“Let’s start at the very beginning…”
As I get older, I find myself going back to the very beginning more often.
One of the basic truths God has been bringing back to me this year is the reality that I am a sinner. Not only that, but as Paul writes, the foremost of sinners (1 Tim 1:15).
As the proverbial “good girl” I have done all the right and good things. The harder, the better, so I thought.
In the process, I became enamored of my good deeds, patting myself on the back while outwardly giving God glory. I came to believe I was the author of my own story, the captain of my own ship.
But He is not fooled.
He knew that letting me live in this belief will bode no good for me.
So He sent me Anah.
Because I thought adopting a child would reinforce my “good girl” status, I did it. I did not enter into it with humility but pride, figuring that since I already had three great kids, I was up to the challenge.
Well, the joke is on me.
Not only was I not up to it, I failed miserably in it. For someone who prided herself on being good at most everything I tried, this defeat did not come easy.
But it was what I needed to break through that pride that had encased my heart. It was God’s good means to break me so that I can see how much I needed Him—and have always needed Him.

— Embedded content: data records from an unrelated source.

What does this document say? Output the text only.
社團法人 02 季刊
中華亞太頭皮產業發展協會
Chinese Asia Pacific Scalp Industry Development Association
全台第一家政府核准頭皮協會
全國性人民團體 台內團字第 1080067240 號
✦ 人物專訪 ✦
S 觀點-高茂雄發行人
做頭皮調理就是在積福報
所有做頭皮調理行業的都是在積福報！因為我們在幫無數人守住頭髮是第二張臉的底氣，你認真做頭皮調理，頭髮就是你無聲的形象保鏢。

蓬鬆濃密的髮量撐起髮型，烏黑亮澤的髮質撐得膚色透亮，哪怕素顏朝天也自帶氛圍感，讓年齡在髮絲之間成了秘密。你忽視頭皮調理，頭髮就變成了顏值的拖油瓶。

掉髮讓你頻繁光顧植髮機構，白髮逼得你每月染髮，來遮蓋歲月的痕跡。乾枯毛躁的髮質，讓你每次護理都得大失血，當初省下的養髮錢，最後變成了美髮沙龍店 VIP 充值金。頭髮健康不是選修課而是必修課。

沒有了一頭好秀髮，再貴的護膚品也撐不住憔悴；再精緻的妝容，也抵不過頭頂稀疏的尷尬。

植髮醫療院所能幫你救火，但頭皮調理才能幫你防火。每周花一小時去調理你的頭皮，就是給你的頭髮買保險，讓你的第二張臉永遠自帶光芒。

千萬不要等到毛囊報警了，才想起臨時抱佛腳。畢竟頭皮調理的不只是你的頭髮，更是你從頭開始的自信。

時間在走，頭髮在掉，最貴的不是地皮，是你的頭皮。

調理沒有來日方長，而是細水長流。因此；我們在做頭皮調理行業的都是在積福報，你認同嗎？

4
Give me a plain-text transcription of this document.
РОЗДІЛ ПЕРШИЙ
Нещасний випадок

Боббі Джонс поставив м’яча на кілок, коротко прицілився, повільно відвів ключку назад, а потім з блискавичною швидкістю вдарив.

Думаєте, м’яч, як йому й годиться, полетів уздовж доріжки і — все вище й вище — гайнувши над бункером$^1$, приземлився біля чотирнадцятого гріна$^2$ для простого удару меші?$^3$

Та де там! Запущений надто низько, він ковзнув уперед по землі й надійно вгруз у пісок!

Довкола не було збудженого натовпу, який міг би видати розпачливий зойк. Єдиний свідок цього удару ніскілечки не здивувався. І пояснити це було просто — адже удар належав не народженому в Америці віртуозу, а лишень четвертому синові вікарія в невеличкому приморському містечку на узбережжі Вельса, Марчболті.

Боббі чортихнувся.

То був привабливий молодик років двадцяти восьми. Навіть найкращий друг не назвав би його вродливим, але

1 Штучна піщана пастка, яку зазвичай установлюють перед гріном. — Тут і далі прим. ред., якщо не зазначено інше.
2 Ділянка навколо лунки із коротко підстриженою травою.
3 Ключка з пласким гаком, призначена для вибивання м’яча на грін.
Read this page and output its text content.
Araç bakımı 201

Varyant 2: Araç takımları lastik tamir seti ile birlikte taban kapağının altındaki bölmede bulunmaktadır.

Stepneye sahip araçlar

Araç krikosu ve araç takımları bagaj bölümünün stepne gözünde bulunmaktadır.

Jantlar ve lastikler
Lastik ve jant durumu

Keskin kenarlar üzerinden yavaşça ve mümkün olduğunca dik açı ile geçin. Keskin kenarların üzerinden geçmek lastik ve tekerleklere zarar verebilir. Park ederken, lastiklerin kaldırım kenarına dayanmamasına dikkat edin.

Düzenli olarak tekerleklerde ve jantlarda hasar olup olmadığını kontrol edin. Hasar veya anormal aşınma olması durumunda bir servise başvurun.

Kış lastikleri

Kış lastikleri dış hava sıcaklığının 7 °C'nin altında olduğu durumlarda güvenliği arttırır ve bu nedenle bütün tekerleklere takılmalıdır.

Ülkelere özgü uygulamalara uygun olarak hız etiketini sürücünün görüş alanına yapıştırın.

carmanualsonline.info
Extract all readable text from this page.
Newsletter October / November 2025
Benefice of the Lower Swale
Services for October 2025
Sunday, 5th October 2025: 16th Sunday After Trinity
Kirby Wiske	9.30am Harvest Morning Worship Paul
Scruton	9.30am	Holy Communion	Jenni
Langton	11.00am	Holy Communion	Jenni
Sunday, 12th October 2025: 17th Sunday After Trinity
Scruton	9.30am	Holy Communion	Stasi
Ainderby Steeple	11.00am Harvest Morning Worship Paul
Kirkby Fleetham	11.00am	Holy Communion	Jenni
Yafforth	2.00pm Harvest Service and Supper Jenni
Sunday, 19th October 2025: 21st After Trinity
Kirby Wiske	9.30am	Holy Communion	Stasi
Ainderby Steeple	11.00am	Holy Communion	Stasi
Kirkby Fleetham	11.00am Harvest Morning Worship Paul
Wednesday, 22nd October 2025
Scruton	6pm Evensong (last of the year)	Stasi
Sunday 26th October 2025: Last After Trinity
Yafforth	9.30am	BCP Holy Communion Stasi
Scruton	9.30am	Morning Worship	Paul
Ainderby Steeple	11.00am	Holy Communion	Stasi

This year, the Gospel has a new meaning. As long as I view myself as worthy and good, I have no need for what He offers.
It is therefore actually a gift of God that He allows us to see our brokenness and deep-seated sin.
At first I thought I’d do better, try harder. I built up more human rules and standards rather than submit to this ugly fact. But these attempts only reinforced my guilt.
Yet this very thing—my awareness of my guilt—is the key to truly understanding the Gospel as Good News. I had to truly understand the bad news of my depravity, my helplessness, and my desperate plight.
Sometimes God allows us the privilege of suffering so that we might know this reality in a new light. At least it was for me.
This is what makes Christmas special for me this year. Paul precedes his personal commentary in 1 Tim 1:15 with this fact: Christ came into the world to save sinners. It is the very reason for His coming! He knew what I needed most desperately, and He gave Him to me…and you.
Do you also need to revisit the Gospel this year? It’s a very good place to start. In a time of merriment and joy, sometimes we don’t want to face the ugly truth. Who wants more bad news?
Yet perhaps it is seeing the darkness of our hearts that makes the coming of Christ shine all the brighter.